Since 1 April, those arriving in Thailand, under “Test and Go”, “sandbox” or other quarantine programs will not require a pre-arrival RT-PCR test. This relaxation in measures has seen the number of international arrivals doubling. While RT-PCR tests are still required upon arrival, results are now available in 3-4 hours and this also means many arrivals may not have to stay overnight at a hotel to wait for the results. However, tourists are still required to take a self-administered ART five days after arrival. While tourism numbers appear optimistic, they are still weak compared to pre-Covid days. The World Bank forecasts Thailand’s economy to only return to pre-pandemic levels by early 2023, where growth is expected to be at 4.3%. This week, the World Bank cut its 2022 growth forecast for Thailand to 2.9% from a previous forecast of 3.9%, due to spillover risks emerging from the Russia-Ukraine war.

So far, 17 different hybrid strains have been discovered, running from XA to XS with “X” denoting a strain that has mutated when a person becomes infected with two Omicron variants. Notably, on 3 April, Thailand reported its first case of Omicron XE, shortly after the World Health Organisation warned that XE could be the most transmissible strain of Covid-19 although its severity is still being investigated. Omicron XE was first detected in the United Kingdom in January this year.

Sources: Thai PBS, Bloomberg, CNA, Bangkok Post, Nation Thailand

Vietnam

  • Vietnam expected to face power shortages
  • Vietnam posts Q1 GDP growth of 5.03%
  • World Bank cuts 2022 growth forecasts to 5.3%

State-run utility Vietnam Electricity (EVN) has warned of a power shortage from April onwards due to limited coal supplies. Several thermal power plants have had to cut down production with the pandemic disrupting the operations of local miners and with the rising global prices of fuel. Vietnam’s Ministry of Trade and Industry is arranging increased deliveries of coal including importing around five million tonnes of coal from Australia.

Vietnam’s GDP grew by 5.03% in the first quarter of 2022 signaling the economy is on track for recovery. Export turnover rose 14% from the previous year with the US as the largest export market. The manufacturing and construction sector grew 6.38% from a year earlier.

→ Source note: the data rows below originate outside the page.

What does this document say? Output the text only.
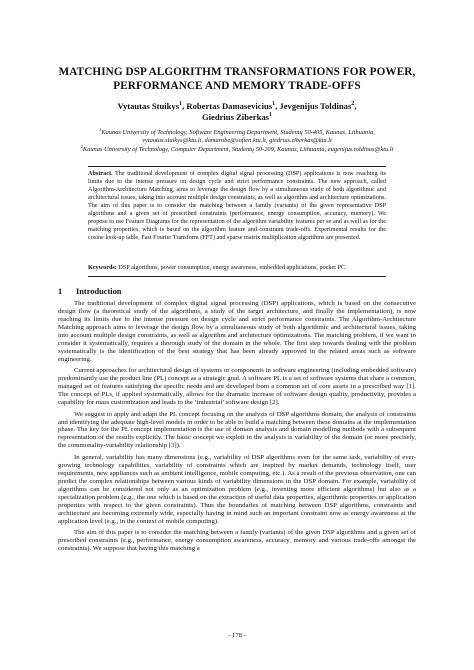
MATCHING DSP ALGORITHM TRANSFORMATIONS FOR POWER, PERFORMANCE AND MEMORY TRADE-OFFS
Vytautas Stuikys$^1$, Robertas Damasevicius$^1$, Jevgenijus Toldinas$^2$,
Giedrius Ziberkas$^1$
$^1$Kaunas University of Technology, Software Engineering Department, Studentų 50-405, Kaunas, Lithuania, vytautas.stuikys@ktu.lt, damarobe@soften.ktu.lt, giedrius.ziberkas@ktu.lt
$^2$Kaunas University of Technology, Computer Department, Studentų 50-209, Kaunas, Lithuania, eugenijus.toldinas@ktu.lt
Abstract. The traditional development of complex digital signal processing (DSP) applications is now reaching its limits due to the intense pressure on design cycle and strict performance constraints. The new approach, called Algorithm-Architecture Matching, aims to leverage the design flow by a simultaneous study of both algorithmic and architectural issues, taking into account multiple design constraints, as well as algorithm and architecture optimizations. The aim of this paper is to consider the matching between a family (variants) of the given representative DSP algorithms and a given set of prescribed constraints (performance, energy consumption, accuracy, memory). We propose to use Feature Diagrams for the representation of the algorithm variability features per se and as well as for the matching properties, which is based on the algorithm feature and constraint trade-offs. Experimental results for the cosine look-up table, Fast Fourier Transform (FFT) and sparse matrix multiplication algorithms are presented.
Keywords: DSP algorithms, power consumption, energy awareness, embedded applications, pocket PC.
1 Introduction

The traditional development of complex digital signal processing (DSP) applications, which is based on the consecutive design flow (a theoretical study of the algorithms, a study of the target architecture, and finally the implementation), is now reaching its limits due to the intense pressure on design cycle and strict performance constraints. The Algorithm-Architecture Matching approach aims to leverage the design flow by a simultaneous study of both algorithmic and architectural issues, taking into account multiple design constraints, as well as algorithm and architecture optimizations. The matching problem, if we want to consider it systematically, requires a thorough study of the domain in the whole. The first step towards dealing with the problem systematically is the identification of the best strategy that has been already approved in the related areas such as software engineering.

Current approaches for architectural design of systems or components in software engineering (including embedded software) predominantly use the product line (PL) concept as a strategic goal. A software PL is a set of software systems that share a common, managed set of features satisfying the specific needs and are developed from a common set of core assets in a prescribed way [1]. The concept of PLs, if applied systematically, allows for the dramatic increase of software design quality, productivity, provides a capability for mass customization and leads to the ‘industrial’ software design [2].

We suggest to apply and adapt the PL concept focusing on the analysis of DSP algorithms domain, the analysis of constraints and identifying the adequate high-level models in order to be able to build a matching between these domains at the implementation phase. The key for the PL concept implementation is the use of domain analysis and domain modelling methods with a subsequent representation of the results explicitly. The basic concept we exploit in the analysis is variability of the domain (or more precisely, the commonality-variability relationship [3]).

In general, variability has many dimensions (e.g., variability of DSP algorithms even for the same task, variability of ever-growing technology capabilities, variability of constraints which are inspired by market demands, technology itself, user requirements, new appliances such as ambient intelligence, mobile computing, etc.). As a result of the previous observation, one can predict the complex relationships between various kinds of variability dimensions in the DSP domain. For example, variability of algorithms can be considered not only as an optimization problem (e.g., inventing more efficient algorithms) but also as a specialization problem (e.g., the one which is based on the extraction of useful data properties, algorithmic properties or application properties with respect to the given constraints). Thus the boundaries of matching between DSP algorithms, constraints and architecture are becoming extremely wide, especially having in mind such an important constraint now as energy awareness at the application level (e.g., in the context of mobile computing).

The aim of this paper is to consider the matching between a family (variants) of the given DSP algorithms and a given set of prescribed constraints (e.g., performance, energy consumption awareness, accuracy, memory and various trade-offs amongst the constraints). We suppose that having this matching a

- 178 -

Although Vietnam has fully reopened to tourists from March 15, inflation pressures and geopolitical uncertainties including the situation in Ukraine may be headwinds to the country’s growth. Vietnam’s statistics office still expects an expansion of 6-6.5% this year but the World Bank cut 2022 growth forecasts to 5.3% from 5.5% in January. GDP growth came in at 2.6% last year, well below pre-covid norms of 7% growth annually.